Tuesday, March 8, 2011

The Broken House

I have decided to post some blogs about our house project. Many of our earlier projects were of done out of necessity: fixing water leaks, repiping, having the drains cleaned, fixing the sagging roof, installing a new furnace, putting in a french drain... Now we are getting to doing some of the things we want to do.

The first of these, non- necessary projects we did when we had the furnace put in. The ceiling in the hallway was originally 7' 2" high. Don't ask me why. There wasn't anything in that space except one electrical wire, which was easily moved.




When we bought the house, the furnace was in the garage. The old cold air return used to run through the crawl space and into the bottom of a coat closet. When a previous owner remodeled the kitchen, the coat closet was eliminated. The cold air return plenum was rebuilt out of aluminum and came up a 2x4 wall to a register in the entryway. The cold air return ducting was all knocked apart and the bottom of the aluminum plenum had corroded away. The supply duct in the attic also had a 5" gap in it. If the furnace had worked, which it didn't, it would have pulled in air from the crawl space and blown it into the attic! It was time for an all new system.

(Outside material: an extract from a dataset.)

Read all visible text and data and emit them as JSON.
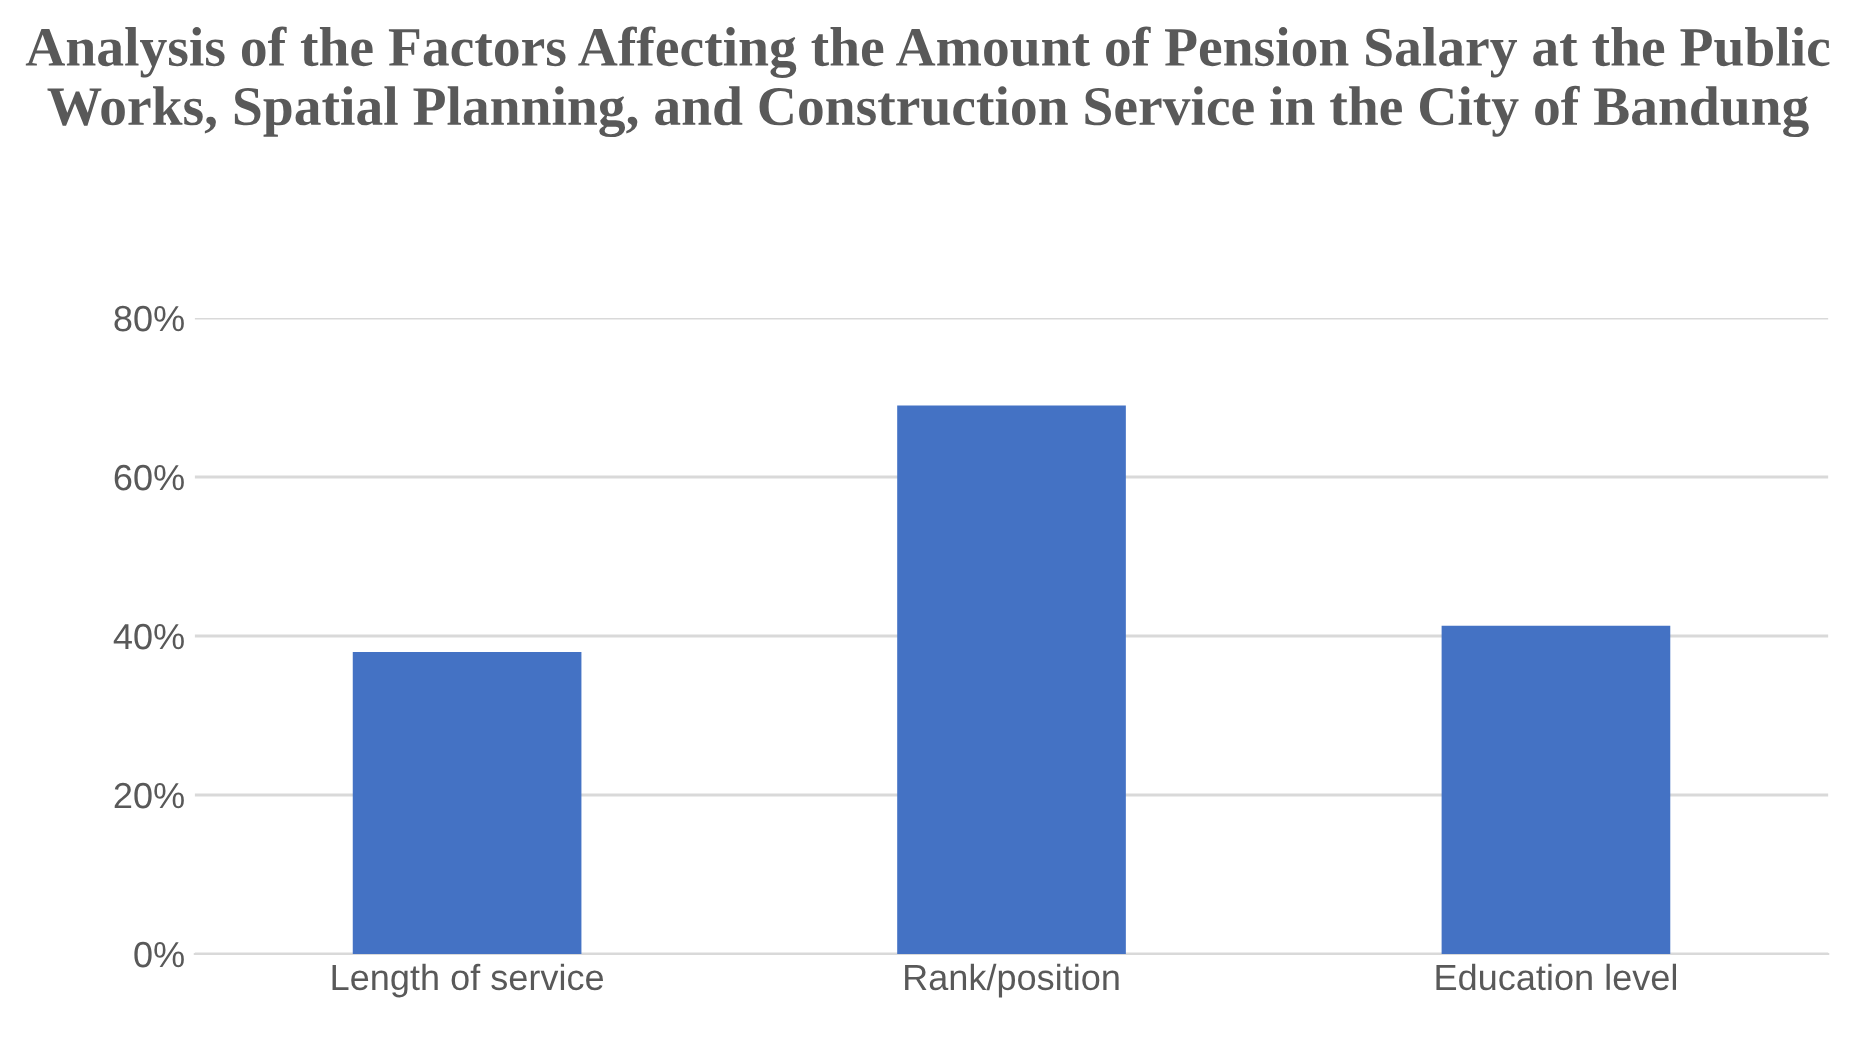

After struggling to find a convenient location to put the cold air return, we decided to put the furnace in the attic. This solved the cold air return problem as well as made the furnace more centrally located, It also made more room in the garage, which I would like to use as a woodworking shop someday.

We had a 96% efficiency, 2 stage gas furnace, with all new ducts and cold air return installed. It was decided that the best place to install it was over the hallway but there was a problem. The joist were 10" lower there. I didn't like the low ceiling anyway so I raised it up to 8' like the rest of the house. It looks much better now.

We also added recessed can lights on 3 way switches, a hardwired smoke detector, and and an outlet in the hallway for the vacuum. Today I hung new drywall on the right side of the hall. On the left side you can see where I have added temporary drywall where the old ceiling used to be. That side will have to wait until we remodel the entryway.

The name for this post comes from our grandsons who are continually saying that our "house is broke."